I previously made a poll on whether I should wrestle tempBOT or not. 
https://gbatemp.net/threads/poll-should-i-wrestle-tempbot.586187/
Literally, everyone voted yes.
You thought Logan Paul and Floyd Mayweather was big
THIS IS THE BIGGEST WAR OF ALL TIME
POLL LORD VS TEMPBOT


----------



## JuanBaNaNa (Jun 15, 2021)

Tpbot won't like this if you keep bothering it.
You might not know it... but Tempbot is even more powerful than P1ngpong.

Be afraid of Tempbot.


----------



## WiiMiiSwitch (Jun 15, 2021)

JuanMena said:


> Tpbot won't like this if you keep bothering it.
> You might not know it... but Tempbot is even more powerful than P1ngpong.
> 
> Be afraid of Tempbot.


I am the poll god, I ain't scared of no bot
Besides, the look at the results
I have to do it.
Soon, the battle will begin


----------



## JuanBaNaNa (Jun 15, 2021)

Well I tried to be reasonable with you. This might be the EOF and I might be a Troll most of the times... but we are serious when we say you shouldn't mess with Tempbot.

Think of it like this:



_Yesterday watched the movie for the very first time and it has memorable quotes._


----------



## WiiMiiSwitch (Jun 15, 2021)

JuanMena said:


> Well I ttied to be reasonable with you. This might be the EOF and I might be a Troll most of the times... but we are serious when we say you shouldn't mess with Tempbot.
> 
> Think of it like this:
> 
> ...



I don't have a choice. I made a promise


----------



## JuanBaNaNa (Jun 15, 2021)

WiiMiiSwitch said:


> I don't have a choice. I made a promise


Well, whatever. You're a halfwit. Alexander is right after all.


----------



## WiiMiiSwitch (Jun 15, 2021)

JuanMena said:


> Well, whatever. You're a halfwit. Alexander is right after all.


Thanks fellow halfwit


----------



## IC_ (Jun 15, 2021)

WiiMiiSwitch said:


> I don't have a choice.
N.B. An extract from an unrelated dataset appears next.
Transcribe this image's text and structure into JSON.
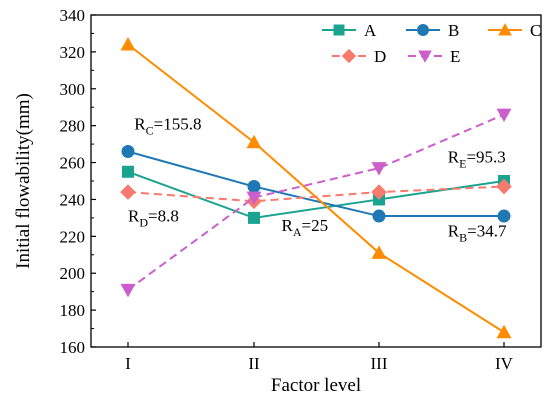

I made a promise


While we're talking about promises, remember how you promised that you would make the furry poll?


----------



## WiiMiiSwitch (Jun 15, 2021)

IC_ said:


> While we're talking about promises, remember how you promised that you would make the furry poll?


That's different. I said if I WON


----------



## Vila_ (Jun 15, 2021)

rip wiimii


----------



## WiiMiiSwitch (Jun 16, 2021)

Vilagamer999 said:


> rip wiimii


Rip Mii


----------



## BlazeMasterBM (Jun 16, 2021)




----------



## WiiMiiSwitch (Jun 16, 2021)

BlazeMasterBM said:


>


Help


----------